Turkana mud turtle
- Conservation status: Vulnerable (IUCN 2.3)

Scientific classification
- Kingdom: Animalia
- Phylum: Chordata
- Class: Reptilia
- Order: Testudines
- Suborder: Pleurodira
- Family: Pelomedusidae
- Genus: Pelusios
- Species: P. broadleyi
- Binomial name: Pelusios broadleyi Bour, 1986
- Synonyms: Pelusios broadleyi Bour, 1986; Pelusios broadlyi Wood, 2006 (ex errore); Pelusios broadleyi — Livigni, 2013;

= Turkana mud turtle =

- Genus: Pelusios
- Species: broadleyi
- Authority: Bour, 1986
- Conservation status: VU
- Synonyms: Pelusios broadleyi , Bour, 1986, Pelusios broadlyi , Wood, 2006 (ex errore), Pelusios broadleyi , — Livigni, 2013

Species of turtle

Pelusios broadleyi, commonly known as the Turkana mud turtle, Broadley's mud turtle, or the Lake Turkana hinged terrapin, is a species of turtle in the family Pelomedusidae. The species is native to eastern Africa.

==Geographic range==
Pelusios broadleyi is endemic to Lake Turkana in East Africa.
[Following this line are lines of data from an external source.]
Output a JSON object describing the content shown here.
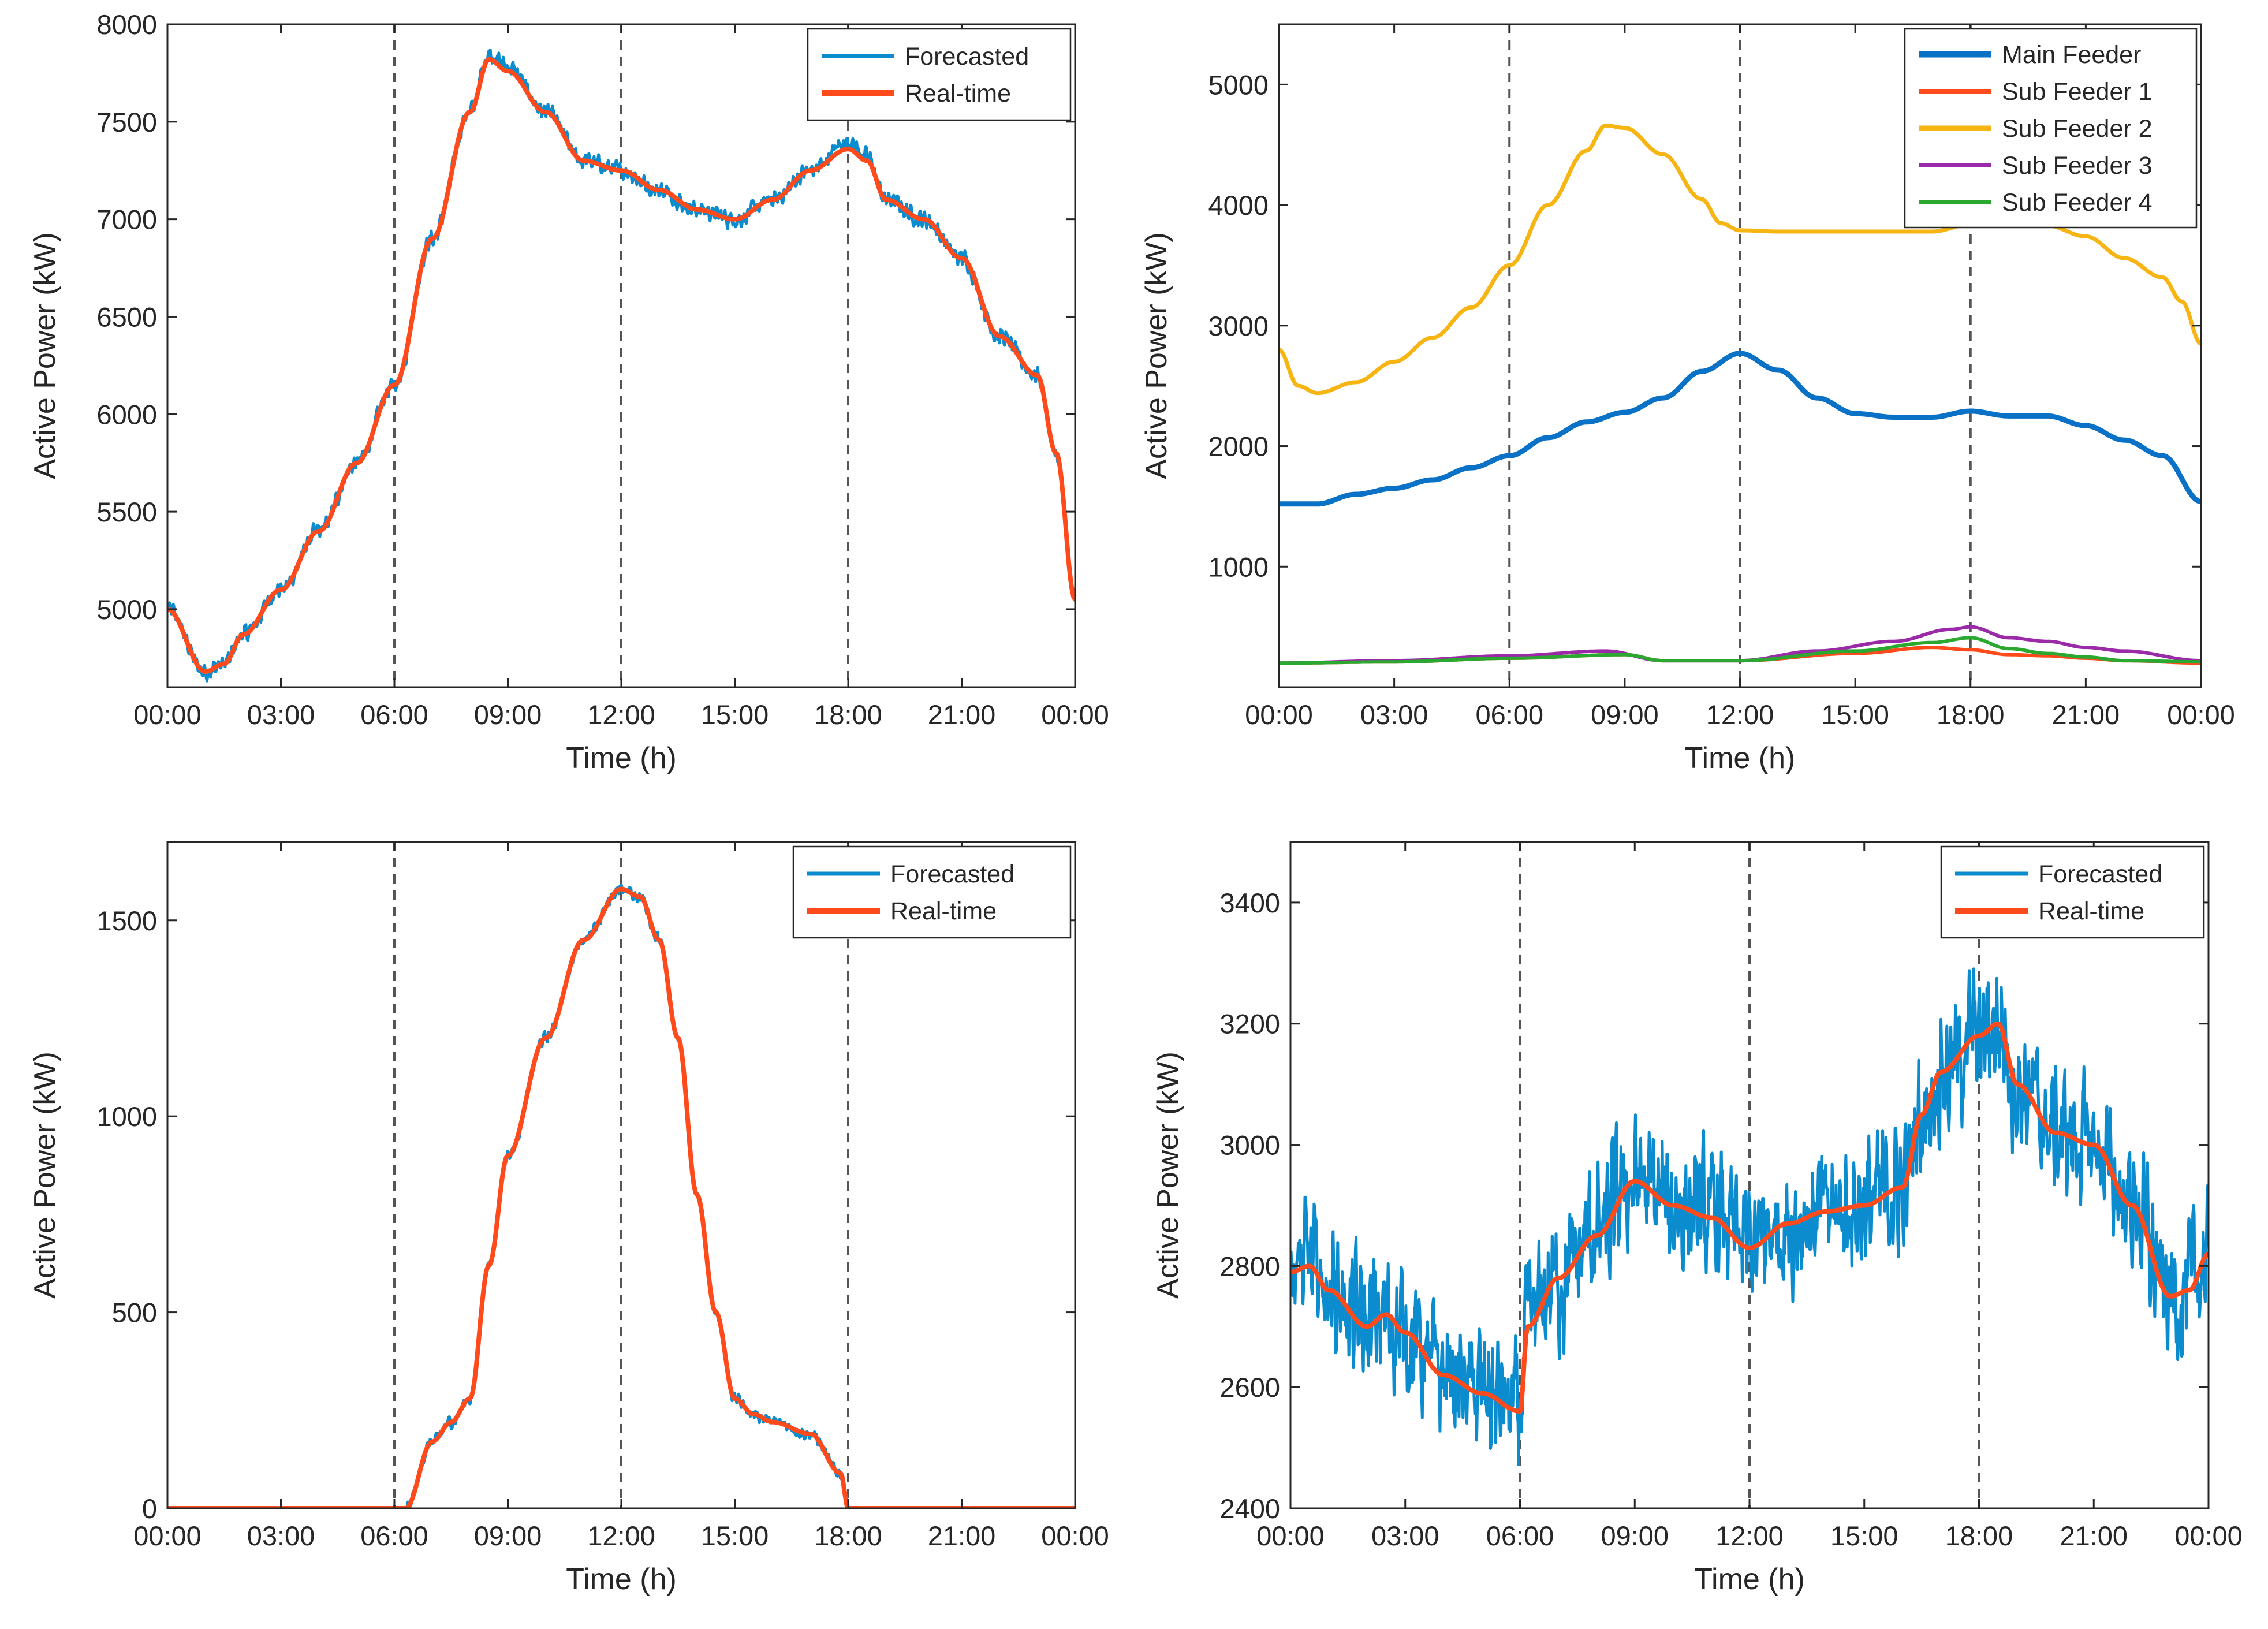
{
  "colors": {
    "forecasted": "#0a8ccf",
    "realtime": "#ff4a1c",
    "main_feeder": "#0a72c6",
    "sub_feeder_1": "#ff4a1c",
    "sub_feeder_2": "#f7b514",
    "sub_feeder_3": "#9a2aa8",
    "sub_feeder_4": "#2aa830",
    "vline": "#555555",
    "axis": "#262626"
  },
  "chart_data": [
    {
      "type": "line",
      "xlabel": "Time (h)",
      "ylabel": "Active Power (kW)",
      "xlim": [
        0,
        24
      ],
      "ylim": [
        4600,
        8000
      ],
      "x_ticks": [
        0,
        3,
        6,
        9,
        12,
        15,
        18,
        21,
        24
      ],
      "x_tick_labels": [
        "00:00",
        "03:00",
        "06:00",
        "09:00",
        "12:00",
        "15:00",
        "18:00",
        "21:00",
        "00:00"
      ],
      "y_ticks": [
        5000,
        5500,
        6000,
        6500,
        7000,
        7500,
        8000
      ],
      "y_tick_labels": [
        "5000",
        "5500",
        "6000",
        "6500",
        "7000",
        "7500",
        "8000"
      ],
      "vlines": [
        6,
        12,
        18
      ],
      "legend_position": "top-right",
      "legend": [
        "Forecasted",
        "Real-time"
      ],
      "noise": [
        60,
        0
      ],
      "series": [
        {
          "name": "Forecasted",
          "color_key": "forecasted",
          "x": [
            0,
            1,
            1.5,
            2,
            3,
            4,
            5,
            6,
            7,
            8,
            8.5,
            9,
            10,
            11,
            12,
            13,
            14,
            15,
            16,
            17,
            18,
            18.5,
            19,
            20,
            21,
            22,
            23,
            23.5,
            24
          ],
          "values": [
            5000,
            4680,
            4720,
            4870,
            5100,
            5400,
            5750,
            6150,
            6900,
            7550,
            7850,
            7780,
            7550,
            7300,
            7250,
            7150,
            7050,
            7000,
            7100,
            7250,
            7400,
            7320,
            7100,
            7000,
            6800,
            6400,
            6200,
            5800,
            5050
          ]
        },
        {
          "name": "Real-time",
          "color_key": "realtime",
          "x": [
            0,
            1,
            1.5,
            2,
            3,
            4,
            5,
            6,
            7,
            8,
            8.5,
            9,
            10,
            11,
            12,
            13,
            14,
            15,
            16,
            17,
            18,
            18.5,
            19,
            20,
            21,
            22,
            23,
            23.5,
            24
          ],
          "values": [
            5000,
            4680,
            4720,
            4870,
            5100,
            5400,
            5750,
            6150,
            6900,
            7550,
            7820,
            7760,
            7550,
            7300,
            7250,
            7150,
            7050,
            7000,
            7100,
            7250,
            7360,
            7300,
            7100,
            7000,
            6800,
            6400,
            6200,
            5800,
            5050
          ]
        }
      ]
    },
    {
      "type": "line",
      "xlabel": "Time (h)",
      "ylabel": "Active Power (kW)",
      "xlim": [
        0,
        24
      ],
      "ylim": [
        0,
        5500
      ],
      "x_ticks": [
        0,
        3,
        6,
        9,
        12,
        15,
        18,
        21,
        24
      ],
      "x_tick_labels": [
        "00:00",
        "03:00",
        "06:00",
        "09:00",
        "12:00",
        "15:00",
        "18:00",
        "21:00",
        "00:00"
      ],
      "y_ticks": [
        1000,
        2000,
        3000,
        4000,
        5000
      ],
      "y_tick_labels": [
        "1000",
        "2000",
        "3000",
        "4000",
        "5000"
      ],
      "vlines": [
        6,
        12,
        18
      ],
      "legend_position": "top-right",
      "legend": [
        "Main Feeder",
        "Sub Feeder 1",
        "Sub Feeder 2",
        "Sub Feeder 3",
        "Sub Feeder 4"
      ],
      "noise": [
        0,
        0,
        0,
        0,
        0
      ],
      "series": [
        {
          "name": "Main Feeder",
          "color_key": "main_feeder",
          "x": [
            0,
            1,
            2,
            3,
            4,
            5,
            6,
            7,
            8,
            9,
            10,
            11,
            12,
            13,
            14,
            15,
            16,
            17,
            18,
            19,
            20,
            21,
            22,
            23,
            24
          ],
          "values": [
            1520,
            1520,
            1600,
            1650,
            1720,
            1820,
            1920,
            2070,
            2200,
            2280,
            2400,
            2620,
            2770,
            2630,
            2400,
            2270,
            2240,
            2240,
            2290,
            2250,
            2250,
            2170,
            2050,
            1920,
            1540
          ]
        },
        {
          "name": "Sub Feeder 1",
          "color_key": "sub_feeder_1",
          "x": [
            0,
            3,
            6,
            9,
            10,
            12,
            15,
            17,
            18,
            19,
            20,
            21,
            22,
            24
          ],
          "values": [
            200,
            210,
            240,
            270,
            220,
            220,
            280,
            330,
            310,
            270,
            260,
            240,
            220,
            200
          ]
        },
        {
          "name": "Sub Feeder 2",
          "color_key": "sub_feeder_2",
          "x": [
            0,
            0.5,
            1,
            2,
            3,
            4,
            5,
            6,
            7,
            8,
            8.5,
            9,
            10,
            11,
            11.5,
            12,
            13,
            14,
            15,
            16,
            17,
            18,
            19,
            20,
            21,
            22,
            23,
            23.5,
            24
          ],
          "values": [
            2800,
            2500,
            2440,
            2530,
            2700,
            2900,
            3150,
            3500,
            4000,
            4450,
            4660,
            4640,
            4420,
            4050,
            3850,
            3790,
            3780,
            3780,
            3780,
            3780,
            3780,
            3840,
            3850,
            3830,
            3740,
            3560,
            3400,
            3200,
            2850
          ]
        },
        {
          "name": "Sub Feeder 3",
          "color_key": "sub_feeder_3",
          "x": [
            0,
            3,
            6,
            8.5,
            10,
            12,
            14,
            16,
            17.5,
            18,
            19,
            20,
            21,
            22,
            24
          ],
          "values": [
            200,
            220,
            260,
            300,
            220,
            220,
            300,
            380,
            480,
            500,
            410,
            380,
            330,
            300,
            220
          ]
        },
        {
          "name": "Sub Feeder 4",
          "color_key": "sub_feeder_4",
          "x": [
            0,
            3,
            6,
            9,
            10,
            12,
            15,
            17,
            18,
            19,
            20,
            21,
            22,
            24
          ],
          "values": [
            200,
            210,
            240,
            270,
            220,
            220,
            300,
            370,
            410,
            320,
            280,
            250,
            220,
            210
          ]
        }
      ]
    },
    {
      "type": "line",
      "xlabel": "Time (h)",
      "ylabel": "Active Power (kW)",
      "xlim": [
        0,
        24
      ],
      "ylim": [
        0,
        1700
      ],
      "x_ticks": [
        0,
        3,
        6,
        9,
        12,
        15,
        18,
        21,
        24
      ],
      "x_tick_labels": [
        "00:00",
        "03:00",
        "06:00",
        "09:00",
        "12:00",
        "15:00",
        "18:00",
        "21:00",
        "00:00"
      ],
      "y_ticks": [
        0,
        500,
        1000,
        1500
      ],
      "y_tick_labels": [
        "0",
        "500",
        "1000",
        "1500"
      ],
      "vlines": [
        6,
        12,
        18
      ],
      "legend_position": "top-right",
      "legend": [
        "Forecasted",
        "Real-time"
      ],
      "noise": [
        20,
        0
      ],
      "series": [
        {
          "name": "Forecasted",
          "color_key": "forecasted",
          "x": [
            0,
            6,
            6.3,
            7,
            7.5,
            8,
            8.5,
            9,
            10,
            11,
            12,
            12.5,
            13,
            13.5,
            14,
            14.5,
            15,
            15.5,
            16,
            17,
            17.8,
            18,
            24
          ],
          "values": [
            0,
            0,
            0,
            170,
            220,
            280,
            620,
            900,
            1200,
            1450,
            1580,
            1560,
            1450,
            1200,
            800,
            500,
            280,
            240,
            220,
            190,
            90,
            0,
            0
          ]
        },
        {
          "name": "Real-time",
          "color_key": "realtime",
          "x": [
            0,
            6,
            6.3,
            7,
            7.5,
            8,
            8.5,
            9,
            10,
            11,
            12,
            12.5,
            13,
            13.5,
            14,
            14.5,
            15,
            15.5,
            16,
            17,
            17.8,
            18,
            24
          ],
          "values": [
            0,
            0,
            0,
            170,
            220,
            280,
            620,
            900,
            1200,
            1450,
            1580,
            1560,
            1450,
            1200,
            800,
            500,
            280,
            240,
            220,
            190,
            90,
            0,
            0
          ]
        }
      ]
    },
    {
      "type": "line",
      "xlabel": "Time (h)",
      "ylabel": "Active Power (kW)",
      "xlim": [
        0,
        24
      ],
      "ylim": [
        2400,
        3500
      ],
      "x_ticks": [
        0,
        3,
        6,
        9,
        12,
        15,
        18,
        21,
        24
      ],
      "x_tick_labels": [
        "00:00",
        "03:00",
        "06:00",
        "09:00",
        "12:00",
        "15:00",
        "18:00",
        "21:00",
        "00:00"
      ],
      "y_ticks": [
        2400,
        2600,
        2800,
        3000,
        3200,
        3400
      ],
      "y_tick_labels": [
        "2400",
        "2600",
        "2800",
        "3000",
        "3200",
        "3400"
      ],
      "vlines": [
        6,
        12,
        18
      ],
      "legend_position": "top-right",
      "legend": [
        "Forecasted",
        "Real-time"
      ],
      "noise": [
        150,
        0
      ],
      "series": [
        {
          "name": "Forecasted",
          "color_key": "forecasted",
          "x": [
            0,
            0.5,
            1,
            2,
            2.5,
            3,
            4,
            5,
            6,
            6.2,
            7,
            8,
            9,
            10,
            11,
            12,
            13,
            14,
            15,
            16,
            16.5,
            17,
            18,
            18.5,
            19,
            20,
            21,
            22,
            23,
            23.5,
            24
          ],
          "values": [
            2790,
            2800,
            2760,
            2700,
            2720,
            2690,
            2620,
            2590,
            2560,
            2700,
            2780,
            2850,
            2940,
            2900,
            2880,
            2830,
            2870,
            2890,
            2900,
            2930,
            3050,
            3120,
            3180,
            3200,
            3100,
            3020,
            3000,
            2900,
            2750,
            2760,
            2820
          ]
        },
        {
          "name": "Real-time",
          "color_key": "realtime",
          "x": [
            0,
            0.5,
            1,
            2,
            2.5,
            3,
            4,
            5,
            6,
            6.2,
            7,
            8,
            9,
            10,
            11,
            12,
            13,
            14,
            15,
            16,
            16.5,
            17,
            18,
            18.5,
            19,
            20,
            21,
            22,
            23,
            23.5,
            24
          ],
          "values": [
            2790,
            2800,
            2760,
            2700,
            2720,
            2690,
            2620,
            2590,
            2560,
            2700,
            2780,
            2850,
            2940,
            2900,
            2880,
            2830,
            2870,
            2890,
            2900,
            2930,
            3050,
            3120,
            3180,
            3200,
            3100,
            3020,
            3000,
            2900,
            2750,
            2760,
            2820
          ]
        }
      ]
    }
  ]
}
It has only been confirmed from the Kenyan part of this lake, but may well occur in the Ethiopian (it has been recorded very close to the border).

==Habitat==
The preferred natural habitat of P. broadleyi is freshwater wetlands.

==Etymology==
The specific name, broadleyi, is in honor of herpetologist Donald G. Broadley.